If violent games really did make gamers more likely to commit violent acts, you'd expect to see an epidemic of youth violence in countries where gaming is popular. And yet that's the opposite of what we've seen.
"During the era in which video games soared in both popularity and violence, youth violence in the US decreased to only about 12 percent of what it was two decades ago," Ferguson says. Additionally, gun homicides have consistently declined and despite heavy media coverage, mass shootings are no more common than they were decades ago. On the whole, American teens are the best-behaved generation on record.

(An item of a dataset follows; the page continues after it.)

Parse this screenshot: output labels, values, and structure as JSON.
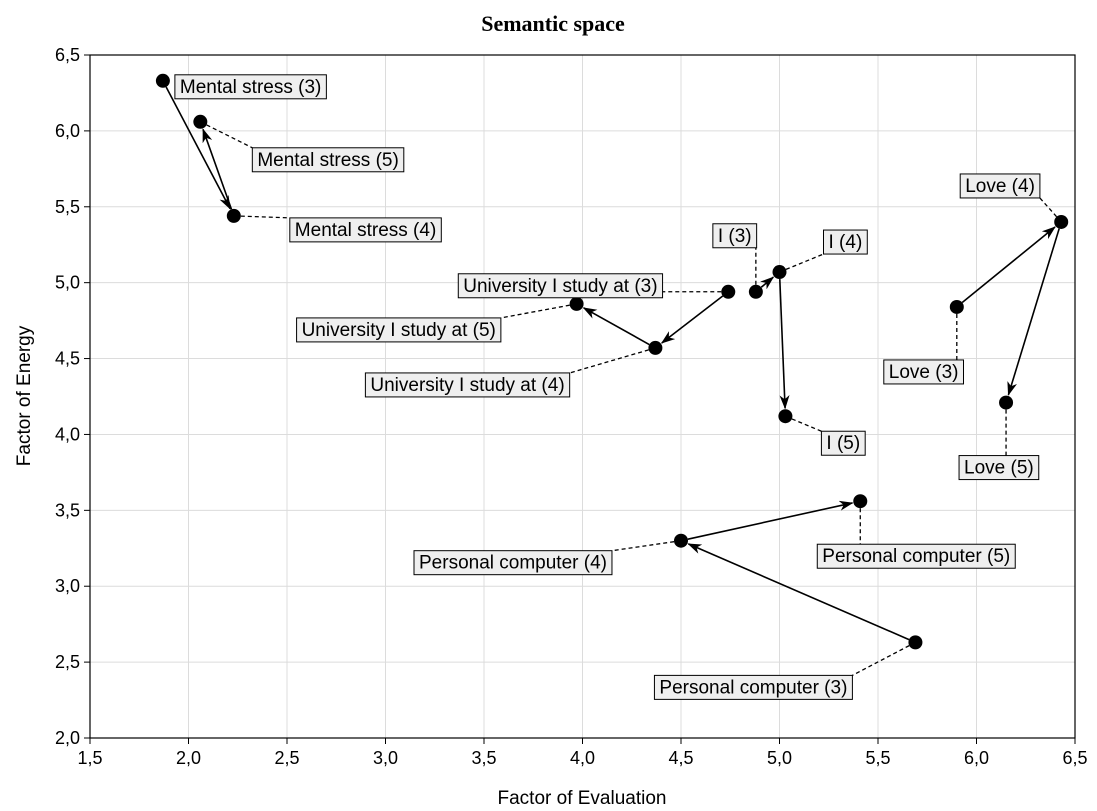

There also isn't a strong correlation between the countries where people play violent games the most and the countries where shootings most often occur. Shortly after the Newtown shooting, Vox's Max Fisher (then at the Washington Post) compared video game spending per capita with the number of gun-related murders for the world's ten biggest video game markets. As you can see, there's no correlation:
(Max Fisher/The Washington Post)
The fact that we don't see a correlation between video game popularity and violence — either in terms of time or geography — doesn't prove that video games don't cause violence. It's still entirely possible that confounding factors, like the availability of guns, skew things so powerfully that the relationship doesn't show up.
But the lack of correlation (along with the mixed results in both lab studies and observational research) does suggest that, if video games do provoke violence, their effect is relatively modest compared to other factors. If the US really wants to get serious about reducing its gun violence problem, video games are not a logical place to start.